Mama was born in 1895. 98 years ago. Before automobiles, airplanes, radio, television, and the computer age. Those were the horse and buggy days. She saw a century turn around. She saw transportation go from horseback and buggy to the space age with rockets to the moon. She went from the kerosene lamp to the electric light bulb. Mama grew up in a log cabin. Her mother was widowed when Mama was really young, and they were very poor. So she learned to be a self-sufficient survivor from an early age.
Mama and Daddy had nine children, and I was the middle child. I was one of the Depression children. And I grew up as one of the helpers around the house. Mama was very resourceful. She was a good wife, good mother, a good cook, housekeeper, seamstress, carpenter, gardener, and an artist in her own way. She helped in the fields along with all of the children. Mama sewed all of our clothes, even to the boys' clothes. All of this was done on a treadle sewing machine. She taught us how to sew.
She made pieces of furniture out of scraps of lumber found around the place. She made a couch out of old wood and padded it and covered it with a chintz covering. She made a side table out of an old bedstead and bent nails. She made a garden and grew vegetables for the family. She taught us to work. She taught us to do our best. She and Daddy struggled to put us all through school so that we could have a better life than they had had.

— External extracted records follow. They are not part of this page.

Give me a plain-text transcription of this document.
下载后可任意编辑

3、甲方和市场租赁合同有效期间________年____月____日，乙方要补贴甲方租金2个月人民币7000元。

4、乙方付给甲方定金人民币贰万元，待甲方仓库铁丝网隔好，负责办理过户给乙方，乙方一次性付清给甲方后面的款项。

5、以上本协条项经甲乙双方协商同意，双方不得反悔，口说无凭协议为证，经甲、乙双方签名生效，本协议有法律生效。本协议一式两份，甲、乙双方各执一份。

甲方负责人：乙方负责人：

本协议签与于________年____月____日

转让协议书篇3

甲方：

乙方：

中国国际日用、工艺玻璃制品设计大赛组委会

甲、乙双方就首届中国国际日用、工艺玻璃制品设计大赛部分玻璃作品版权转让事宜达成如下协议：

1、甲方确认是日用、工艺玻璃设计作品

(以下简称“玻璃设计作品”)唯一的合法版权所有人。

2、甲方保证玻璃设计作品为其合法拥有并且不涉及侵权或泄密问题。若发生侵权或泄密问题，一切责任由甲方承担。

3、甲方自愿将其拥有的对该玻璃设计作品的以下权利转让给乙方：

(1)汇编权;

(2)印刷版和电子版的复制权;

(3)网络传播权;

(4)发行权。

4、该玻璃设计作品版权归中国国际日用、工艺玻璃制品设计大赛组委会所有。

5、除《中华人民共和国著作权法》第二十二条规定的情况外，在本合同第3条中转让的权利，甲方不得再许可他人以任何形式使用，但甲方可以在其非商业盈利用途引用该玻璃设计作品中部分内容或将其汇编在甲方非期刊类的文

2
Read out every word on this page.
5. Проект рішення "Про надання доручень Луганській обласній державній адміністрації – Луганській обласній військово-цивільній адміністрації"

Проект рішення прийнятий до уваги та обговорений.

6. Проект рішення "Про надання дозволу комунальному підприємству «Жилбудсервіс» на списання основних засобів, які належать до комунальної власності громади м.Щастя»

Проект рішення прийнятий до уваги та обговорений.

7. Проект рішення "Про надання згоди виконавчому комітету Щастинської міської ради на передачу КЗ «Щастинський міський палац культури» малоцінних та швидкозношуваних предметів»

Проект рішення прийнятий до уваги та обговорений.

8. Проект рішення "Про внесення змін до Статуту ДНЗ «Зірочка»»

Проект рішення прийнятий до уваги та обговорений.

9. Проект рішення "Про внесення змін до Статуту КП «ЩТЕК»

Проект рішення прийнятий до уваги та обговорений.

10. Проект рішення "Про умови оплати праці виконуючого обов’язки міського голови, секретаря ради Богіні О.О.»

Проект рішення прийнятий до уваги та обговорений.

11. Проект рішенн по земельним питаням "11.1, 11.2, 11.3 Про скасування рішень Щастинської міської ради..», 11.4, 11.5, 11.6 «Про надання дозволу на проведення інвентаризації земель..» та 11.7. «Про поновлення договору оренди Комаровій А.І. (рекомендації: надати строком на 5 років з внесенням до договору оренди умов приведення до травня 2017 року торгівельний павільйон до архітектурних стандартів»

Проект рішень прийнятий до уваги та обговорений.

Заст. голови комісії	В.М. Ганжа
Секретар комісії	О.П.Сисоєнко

We grew up in a family with high values before the phrase "family values" became popular. Maybe we invented the phrase. Mama was proud of her boys and girls. She lived to see them grow into good responsible citizens of the community. She was proud of her family.
Mama, you will be missed. You did good.
How do I possibly get from this back to Just Plain Cooking? Well, here goes! This is what Memaw did with biscuits:
1 can buttermilk biscuits (10 count)
Oil to fry doughnuts
Punch a hole in each biscuit with your finger. Stretch the dough and make a hole about the size of a quarter or larger.
Heat one inch of oil in a deep skillet. Drop doughnuts into medium hot oil. Brown slowly on both sides. If cooked too fast, the center of the doughnut will not be cooked. Drain on paper towel and glaze while hot. Drizzle glaze (recipe below) over doughnuts. Let cool a few minutes and enjoy. Makes 10 doughnuts.
1 cup powdered sugar
2 tablespoons milk
A drop of vanilla
Mix ingredients together until creamy. If mixture is too thick, add more milk. Spoon over hot doughnuts.